Besides the overwhelming fact that it is fundamentally and mathematically impossible for climate models to predict climate, there are more good reasons to doubt climate models can predict climate.
You Can’t Talk Around Chaos
When most climate scientists, who have little understanding of chaos, are even willing to mention chaos they talk about the climate being on an “attractor”, which is the shape in phase space (climate variables being the coordinates of this many-dimensional space) of where the climate can be.
They then say that while they may not be able to predict exactly where on the attractor the climate is, which is actually the weather, the attractor will give the bounds of this weather, which is the climate. Thus they say that while the weather is unpredictable more than ten days into the future, the climate is not.
This explanation conveniently ignores the fact that there is no way to ever know if a climate model’s attractor is the same as nature’s. When I was at NASA GISS I pointed this out to Dr. Gavin Schmidt, current head of NASA GISS (anointed by former head Dr. James Hansen, the father of global warming) and leading climate change spokesperson.
His response was, “We just have to hope they are on the same attractor”, literally using the word “hope.” They are almost certainly not so a climate model can’t predict nature’s climate.
Moreover, there is no way to ever know what either attractor looks like. Some climate modelers, as a sop to chaos, pretend to know what an attractor looks like, at least a climate model’s, by running “ensembles” — groups of runs of the same climate simulation starting from different initial conditions.
Each run is expensive and time-consuming so there aren’t usually enough to be even statistically significant. They often just average these runs and that is their climate prediction. But this average may not even be possible in the climate system.
Which Is It, “Abrupt Climate Change: Inevitable Surprises” Or Can Climate Be Predicted?
Obviously, it can’t be both. If you are surprised it means you didn’t predict it would happen. And then to call the surprise “inevitable” means the only thing you are certain of is that you can’t predict climate.
I was a contributor to the National Academies book Abrupt Climate Change: Inevitable Surprises. So was Dr. Gavin Schmidt. Unlike Schmidt, I questioned the whole premise but was just a graduate student at the time so I didn’t speak up.
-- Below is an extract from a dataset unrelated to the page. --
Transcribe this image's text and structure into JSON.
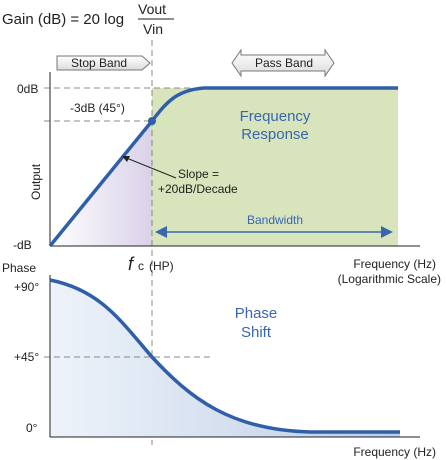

Abrupt climate change involves “tipping points.” The climate is relatively and slowly changing until it reaches a point where it rapidly changes, to an opposite extreme to that where it was originally headed.
For example, it has been theorized by climate scientists that global warming will cause the ice caps to melt and the resulting freshwater will turn off the thermohaline circulation causing an ice age (which the Earth’s current orbital parameters already favor). This was the basis for the movie “The Day After Tomorrow.” (We may need as much greenhouse gas as we can generate.)
For tipping points think of a dice on its edge and which way it rolls. This is even classically unpredictable — an infinitesimal, unknowable difference in conditions could determine which way it tips, which is again just chaos.
Physicists who work with quantum mechanics have already admitted this fundamental unpredictability — it is time for climate modelers to do the same. (Einstein: “God does not play dice with the universe.” Bohr: “Stop telling God what to do.”)
Similarly, some climate modelers study whether climate systems have multiple equilibria — different possible steady-states. If there are multiple equilibria then you can’t predict which equilibrium will occur and thus you can’t predict climate.
Climate Models Were Never Meant For Prediction
When I first started in climate modeling as a graduate student in the early 1990s it was understood that if you ever claimed that climate models could actually predict climate it would be the end of your career — the same as if you proposed perpetual motion or cold fusion.
Climate models were for studying the various processes of climate. You would research a climate process (insolation in my case then), parameterize (approximate) it in program code in a climate model and study its effect on the resulting climate output from the model.
Unfortunately, some scientists who cared more about publicity than climate science, particularly those who had no graduate work in climate science (or chaos) and could never be famous in their own fields, ignored this warning.
This was followed by non-scientists, often failing entertainers, taking over as climate spokespeople. See my article Who Is Qualified To Be A Climate Spokesperson?
If A Climate Model Could Predict Climate Why Would You Need More Than One?
There are numerous climate models and each is extremely expensive. That there are numerous models, that they originally (before comparison) gave significantly different results, and that they are compared, with none hailed as definitive, shows that climate modelers know no model can predict climate, they just want to have their own, for publication and funding advantage.
Climate modelers then say that because most of these models now show global warming that proves global warming. However, this ignores that scientists are all-too-human and don’t want to be outliers — after comparison, they literally tune their climate models (this is easily done) to give results more like the rest of the herd.
Plus they even started with an assumed result (warming), which is well-known in science to skew results toward that assumption.